TAMPA — Demar Dotson had missed a full three months of football with a knee injury, and when he returned to the Bucs, he initially played only special teams, working on extra points and field goals for 14 total plays in his first three games.
Then Sunday, he found himself back home as the starting right tackle, playing every snap in a 23-19 win over the Falcons. Understandably, the 30-year-old was feeling physically drained by the end of the game.
"I felt pretty good. I was a little tired, my back was locking up and the legs were getting fatigued on me," Dotson said. "I was pushing through it. That was my first game I'd played in a long time. There were little ups and downs, but that young kid Jameis (Winston), he was pushing me through it the whole time. I can't say enough about him."

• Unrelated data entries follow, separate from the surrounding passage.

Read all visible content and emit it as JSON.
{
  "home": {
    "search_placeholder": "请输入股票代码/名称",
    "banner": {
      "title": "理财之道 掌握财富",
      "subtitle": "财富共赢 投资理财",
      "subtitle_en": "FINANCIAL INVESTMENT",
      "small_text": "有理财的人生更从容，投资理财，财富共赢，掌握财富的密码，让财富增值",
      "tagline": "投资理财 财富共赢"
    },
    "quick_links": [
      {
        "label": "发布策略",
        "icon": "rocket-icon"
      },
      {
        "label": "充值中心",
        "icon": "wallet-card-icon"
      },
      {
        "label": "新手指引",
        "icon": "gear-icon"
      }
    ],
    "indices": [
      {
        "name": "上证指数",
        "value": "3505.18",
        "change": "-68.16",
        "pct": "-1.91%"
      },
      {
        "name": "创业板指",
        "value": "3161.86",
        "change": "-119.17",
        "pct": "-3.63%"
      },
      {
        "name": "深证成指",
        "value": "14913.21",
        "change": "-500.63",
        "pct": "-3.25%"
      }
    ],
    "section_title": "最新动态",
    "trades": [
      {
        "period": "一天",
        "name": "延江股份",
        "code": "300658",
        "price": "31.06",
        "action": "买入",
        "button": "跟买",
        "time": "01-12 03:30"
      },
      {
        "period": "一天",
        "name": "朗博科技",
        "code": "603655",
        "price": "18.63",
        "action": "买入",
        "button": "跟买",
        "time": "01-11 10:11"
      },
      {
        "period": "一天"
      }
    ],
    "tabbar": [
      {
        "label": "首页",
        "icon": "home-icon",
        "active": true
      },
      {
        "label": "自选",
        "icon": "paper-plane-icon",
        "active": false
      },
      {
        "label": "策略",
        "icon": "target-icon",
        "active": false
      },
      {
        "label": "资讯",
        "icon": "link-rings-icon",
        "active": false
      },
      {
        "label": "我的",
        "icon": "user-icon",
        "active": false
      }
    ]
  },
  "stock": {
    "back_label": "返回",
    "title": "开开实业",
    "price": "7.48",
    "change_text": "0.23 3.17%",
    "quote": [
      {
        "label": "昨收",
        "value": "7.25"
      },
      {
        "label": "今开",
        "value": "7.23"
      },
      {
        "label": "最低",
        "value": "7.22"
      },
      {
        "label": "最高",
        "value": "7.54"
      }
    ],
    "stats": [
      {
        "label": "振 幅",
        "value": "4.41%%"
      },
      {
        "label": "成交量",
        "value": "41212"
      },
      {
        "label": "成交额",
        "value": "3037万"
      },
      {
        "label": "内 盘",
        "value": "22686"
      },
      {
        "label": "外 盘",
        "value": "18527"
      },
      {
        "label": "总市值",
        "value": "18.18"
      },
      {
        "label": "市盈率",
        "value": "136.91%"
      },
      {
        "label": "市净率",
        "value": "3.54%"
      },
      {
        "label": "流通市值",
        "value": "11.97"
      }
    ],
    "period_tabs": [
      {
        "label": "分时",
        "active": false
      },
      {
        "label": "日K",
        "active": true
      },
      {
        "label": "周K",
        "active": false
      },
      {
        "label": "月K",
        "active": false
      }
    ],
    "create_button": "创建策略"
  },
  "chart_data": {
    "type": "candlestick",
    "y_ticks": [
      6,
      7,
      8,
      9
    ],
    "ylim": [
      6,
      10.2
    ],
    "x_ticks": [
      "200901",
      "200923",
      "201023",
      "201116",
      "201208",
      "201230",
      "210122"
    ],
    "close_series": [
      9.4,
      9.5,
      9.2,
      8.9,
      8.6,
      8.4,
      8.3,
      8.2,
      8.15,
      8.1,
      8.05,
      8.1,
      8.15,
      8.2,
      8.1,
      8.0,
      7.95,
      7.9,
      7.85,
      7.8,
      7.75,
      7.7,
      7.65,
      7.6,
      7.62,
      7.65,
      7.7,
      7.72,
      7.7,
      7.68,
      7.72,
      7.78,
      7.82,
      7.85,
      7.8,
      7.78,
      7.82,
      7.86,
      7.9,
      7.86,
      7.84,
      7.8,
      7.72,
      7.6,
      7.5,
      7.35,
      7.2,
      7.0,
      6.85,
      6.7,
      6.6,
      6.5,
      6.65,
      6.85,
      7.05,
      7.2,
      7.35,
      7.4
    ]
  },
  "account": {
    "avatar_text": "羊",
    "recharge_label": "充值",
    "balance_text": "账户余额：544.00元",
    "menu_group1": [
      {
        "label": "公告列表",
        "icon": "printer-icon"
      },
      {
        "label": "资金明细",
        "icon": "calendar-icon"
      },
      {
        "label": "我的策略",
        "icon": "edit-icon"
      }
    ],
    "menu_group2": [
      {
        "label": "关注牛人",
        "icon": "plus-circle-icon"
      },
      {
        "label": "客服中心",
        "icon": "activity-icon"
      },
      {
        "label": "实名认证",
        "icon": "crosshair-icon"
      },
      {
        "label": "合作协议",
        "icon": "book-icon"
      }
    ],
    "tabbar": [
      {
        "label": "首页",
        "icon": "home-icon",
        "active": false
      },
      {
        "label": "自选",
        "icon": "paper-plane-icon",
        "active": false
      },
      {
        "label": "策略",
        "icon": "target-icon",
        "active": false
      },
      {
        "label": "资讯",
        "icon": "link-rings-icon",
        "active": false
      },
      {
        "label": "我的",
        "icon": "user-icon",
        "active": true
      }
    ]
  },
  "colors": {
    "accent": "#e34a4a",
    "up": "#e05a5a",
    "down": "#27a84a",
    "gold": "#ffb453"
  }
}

With Dotson — the longest-tenured Buc, on the roster since 2009 — stepping in for Gosder Cherilus at right tackle and rookie Ali Marpet returning from a three-week injury at right guard, Tampa Bay was able to make key changes on its offensive line without skipping a beat. That line, pushing each other to finish the game strong, gave up only one sack of Winston, while helping a running game that piled up 166 yards.
"It's hard, coming back. It was hard for me. I couldn't imagine that," Marpet said of Dotson's long absence. "I think (Winston) and (center) Joe (Hawley) are the biggest motivators that get you through those long drives."
Dotson had a holding penalty during the winning drive late in the fourth quarter, but the offense overcame it, trusting in him to play at a high level in his first game back as a starter.
"Demar did a really nice job," offensive coordinator Dirk Koetter said. "Going into the season, arguably we would have said Logan (Mankins) and Dot are our two best returning linemen, and here he is … making his first appearance in a long time. He's been foaming at the mouth to play, too."
Offensive line coach George Warhop was pleased with how well Dotson handled his recovery from injury and his patience in his return to the line.
"He's been working to that. He had an opportunity, he went out and performed," Warhop said. "It's fortunate we have the guys we've got, because they all have handled it extremely well. The room is as good a room as I've been involved with, period."
Warhop now has the luxury of depth. Evan Smith, who began the season as the starting center and filled in three games at right guard when Marpet was out, is now a backup. On Sunday, so was Cherilus, who had played every snap in the first 11 games after being signed following Dotson's injury.
The Bucs haven't had dropoffs when they've made changes on the line, such that Warhop has confidence in any combination he could use from his top eight linemen, including Kevin Pamphile, who has started one game and played extensively as a sixth lineman in the team's "heavy" package.
"With this group, I don't care who plays," Warhop said. "I really don't. We're very fortunate. That's not always the case at all. Right now, the decision is the guys that have been in there functioning the best. … I can't speak highly enough about Dot and Evan and how they handled the situation."
Dotson, who was negotiating a contract extension during the summer before a brief holdout and then his injury, hopes to use these final four regular-season games as a chance to re-establish himself as a reliable starter at right tackle, though he doesn't know for sure if he'll have that opportunity.
"I don't know what they're going to do," said Dotson, excited at the possibility of making the playoffs for the first time in his seven NFL seasons. "They could go back to what it was in the beginning. Whatever they do, I just accept it. If I'm starting, I'm starting. If not, I have to be the best backup I can be."